Given all that, any sort of threat to your ability to do something hard or produce something scarce – i.e. anything that takes away jobs – is bad. Technology is going to do just that, and there will be tons of people who will lose their jobs, so it must be bad right? No. Because technology also makes the marginal cost of the things it affects go down to zero. It removes scarcity from the equation.

If I have a robot that can build a self driving car using cheap synthesized materials that it harvests itself and energy it collects itself from some super efficient energy source that lasts forever, and say further that there were enough of said robots to provide everyone in the world with a car, then the cost of a car is nothing. No one has to do any work to get any of the stuff needed to build or distribute them. And so all the jobs that this robot has displaced are offset by the fact that people no longer have to spend money on cars, ever. And all of those technologies are coming, so it’s not a matter of if but a matter of when.

What if we had these robots for farming, hunting, health-care, etc.? Would we need jobs?
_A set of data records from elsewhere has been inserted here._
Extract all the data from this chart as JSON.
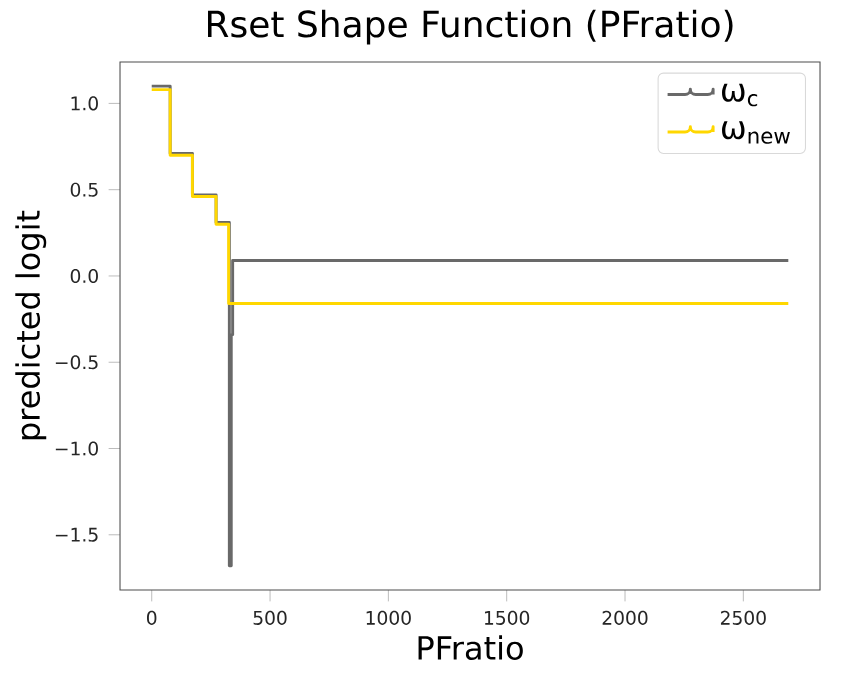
{
  "chart_data": {
    "type": "step",
    "title": "Rset Shape Function (PFratio)",
    "xlabel": "PFratio",
    "ylabel": "predicted logit",
    "xlim": [
      -134,
      2824
    ],
    "ylim": [
      -1.82,
      1.24
    ],
    "xticks": [
      0,
      500,
      1000,
      1500,
      2000,
      2500
    ],
    "yticks": [
      {
        "value": -1.5,
        "label": "−1.5"
      },
      {
        "value": -1.0,
        "label": "−1.0"
      },
      {
        "value": -0.5,
        "label": "−0.5"
      },
      {
        "value": 0,
        "label": "0.0"
      },
      {
        "value": 0.5,
        "label": "0.5"
      },
      {
        "value": 1.0,
        "label": "1.0"
      }
    ],
    "legend": "top right",
    "grid": false,
    "series": [
      {
        "name": "ω$_{c}$",
        "color": "#696969",
        "x": [
          0,
          78,
          172,
          272,
          328,
          336,
          342,
          2690
        ],
        "values": [
          1.1,
          0.71,
          0.47,
          0.31,
          -1.68,
          -0.34,
          0.09,
          0.09
        ]
      },
      {
        "name": "ω$_{new}$",
        "color": "#ffd700",
        "x": [
          0,
          78,
          172,
          272,
          325,
          2690
        ],
        "values": [
          1.08,
          0.7,
          0.46,
          0.3,
          -0.16,
          -0.16
        ]
      }
    ]
  }
}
Obviously this is a generic argument with a lot of assumptions on the specifics of what up-and-coming technology has to offer, but most of what I’ve mentioned above has been prototyped.

For example, Google is getting increasingly better at having software drive cars; Tesla, at building energy efficient cars; Lockheed Martin, at making fission work at scale, and thus making energy negligibly cheap. IBM’s Watson is diagnosing diseases better than doctors. Etc.

The issue I see is in the transition not the technology. The problem is people investing in TECHNOLOGY X (e.g., robots that build cars) get to play the game by the pre-technology set of rules. They can manifest scarcity by claiming the technology they build proprietary – which makes sense in a world of scarce resources, because it inspires productivity, thus the copyright clause in the constitution. But in a hypothetical world where resources are cheap and innovation costs less than ever, these monopolies simply affords the people with capital the ability to manipulate supply and influence markets. And so in the short term you have a situation where Mark Zuckerberg and Ellon Musk are billionaires, and we still have 15% unemployment. 

Long story short, the issue is in our antiquated idea of ownership, as well as wealth distribution, in response to an unprecedented level of access and grow; and further, the leverage it allows for, not technology.

Digression: as far as I understand, the above is the premise behind the proposals for a living wage (https://en.wikipedia.org/wiki/Living_wage). Give people enough money to get by (which is trivially easy if the stuff to get by starts approaching cost-zero), and let economics as we know them today, concern creative work.